While designed for recent Duke MBA graduates, The Two Hour Job Search resonated within the military community. Dalton attributes the first edition’s success within the military community to word-of-mouth endorsements, as well as the book’s systematic approach. The book creates a foundational framework that is capable of introducing structure and discipline into the veteran-turned-job-seeker’s life. A friend of Dalton’s recently used the analogy of getting the flywheel started when describing Dalton’s book.
‘Intellectually, I understand. But it’s so hard for me to grasp how hard it is for transitioning military to go from a life of almost full infrastructure to no structure. How terrifying that must be to go from the former to thrust into the latter.’
While in quarantine, Dalton’s kept himself busy, simultaneously plotting the release of The 2 Hour Job Search’s Second Edition and finishing the first draft of his second book. The second edition of The 2 Hour Job Search, in Dalton’s words, is a better version of the original—a cleaner, faster, more efficient, and easier way to use model.
‘One word that I would use to differentiate the revised issue would be authenticity. It was unspoken in the first edition and central to the revised edition. Getting people more formal training and permission to be authentic.’
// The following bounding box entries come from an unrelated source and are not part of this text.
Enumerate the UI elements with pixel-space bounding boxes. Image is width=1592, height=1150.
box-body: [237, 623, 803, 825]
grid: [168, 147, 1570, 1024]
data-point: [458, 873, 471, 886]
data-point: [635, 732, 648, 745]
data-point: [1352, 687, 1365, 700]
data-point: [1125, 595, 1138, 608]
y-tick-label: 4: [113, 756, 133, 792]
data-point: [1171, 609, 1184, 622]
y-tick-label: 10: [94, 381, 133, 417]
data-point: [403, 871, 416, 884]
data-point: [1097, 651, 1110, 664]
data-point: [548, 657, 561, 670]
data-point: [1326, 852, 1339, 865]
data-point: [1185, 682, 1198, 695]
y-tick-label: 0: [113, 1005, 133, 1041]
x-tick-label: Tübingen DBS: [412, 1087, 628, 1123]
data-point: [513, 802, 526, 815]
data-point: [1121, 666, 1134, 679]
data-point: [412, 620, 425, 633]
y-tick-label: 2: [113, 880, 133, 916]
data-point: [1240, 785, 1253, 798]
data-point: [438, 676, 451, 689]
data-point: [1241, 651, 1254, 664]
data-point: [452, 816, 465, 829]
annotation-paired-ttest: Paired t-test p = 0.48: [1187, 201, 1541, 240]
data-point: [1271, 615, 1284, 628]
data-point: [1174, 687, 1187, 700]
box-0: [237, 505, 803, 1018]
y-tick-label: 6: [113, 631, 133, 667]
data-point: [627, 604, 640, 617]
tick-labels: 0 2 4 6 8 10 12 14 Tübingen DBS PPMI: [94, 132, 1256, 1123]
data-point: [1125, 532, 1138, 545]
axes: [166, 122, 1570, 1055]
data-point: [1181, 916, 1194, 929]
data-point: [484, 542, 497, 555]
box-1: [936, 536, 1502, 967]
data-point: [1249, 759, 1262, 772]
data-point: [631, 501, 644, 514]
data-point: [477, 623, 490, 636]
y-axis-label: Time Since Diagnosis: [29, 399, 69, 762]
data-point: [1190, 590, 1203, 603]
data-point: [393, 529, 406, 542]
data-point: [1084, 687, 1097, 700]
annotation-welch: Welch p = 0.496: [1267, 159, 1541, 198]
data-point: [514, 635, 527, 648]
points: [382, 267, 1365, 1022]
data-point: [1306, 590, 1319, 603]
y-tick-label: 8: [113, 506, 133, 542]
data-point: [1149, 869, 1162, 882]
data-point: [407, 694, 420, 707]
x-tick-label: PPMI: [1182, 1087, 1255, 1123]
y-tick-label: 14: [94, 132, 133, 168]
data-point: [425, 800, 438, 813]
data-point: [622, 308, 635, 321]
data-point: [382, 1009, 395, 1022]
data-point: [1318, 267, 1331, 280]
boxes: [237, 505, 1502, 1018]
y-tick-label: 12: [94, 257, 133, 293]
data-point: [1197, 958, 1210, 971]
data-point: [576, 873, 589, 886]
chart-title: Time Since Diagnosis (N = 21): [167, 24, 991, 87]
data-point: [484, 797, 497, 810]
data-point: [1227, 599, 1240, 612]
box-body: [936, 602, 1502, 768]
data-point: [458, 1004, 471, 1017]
The past ten years has allowed Dalton, who has been at working as a career counselor at Duke University’s School of Business for fifteen years, to tap into his students’ experience. The time and proximity to job seekers has provided instant feedback and allowed for countless reps. He mentally cataloged Duke students’ struggles and diverse experiences, realizing that the methodologies were universally successful in a bull and bear market. Just as the first addition hit presses during a Recession, the second edition was released during a period filled with uncertainty. The irony isn’t lost on Dalton.
‘I make the explicit point that this is an egoless process. Getting into the habit of not having an agenda. Just listening. Only speaking about yourself when asked. It’s so much a counter program to what most resources teach, this concept of not selling yourself but instead being likable. It’s what the world needs right now. Allow others to be heard.’
In our current, more isolated world, the need for listening is even greater than ever. ‘Listening adds sanity to the listener, getting them out of their own head for a moment, while also granting sanity back to those they are speaking to by allowing them to be closely heard. Sanity is in short supply. Put more sanity into a world that is sorely in need of it right now,’
Summarizing, Dalton adds, ‘you become a better person through this process.’
Barry Engelhardt is the Program Manager for OSD’s Boots to Books Program and recently retired from the Illinois Army National Guard after twenty years in combat arms. He obtained his MBA from SIU-Carbondale and currently practicing social distancing with his wife and two young boys in St. Louis, MO. He is the HR Manager for Store Supply Warehouse.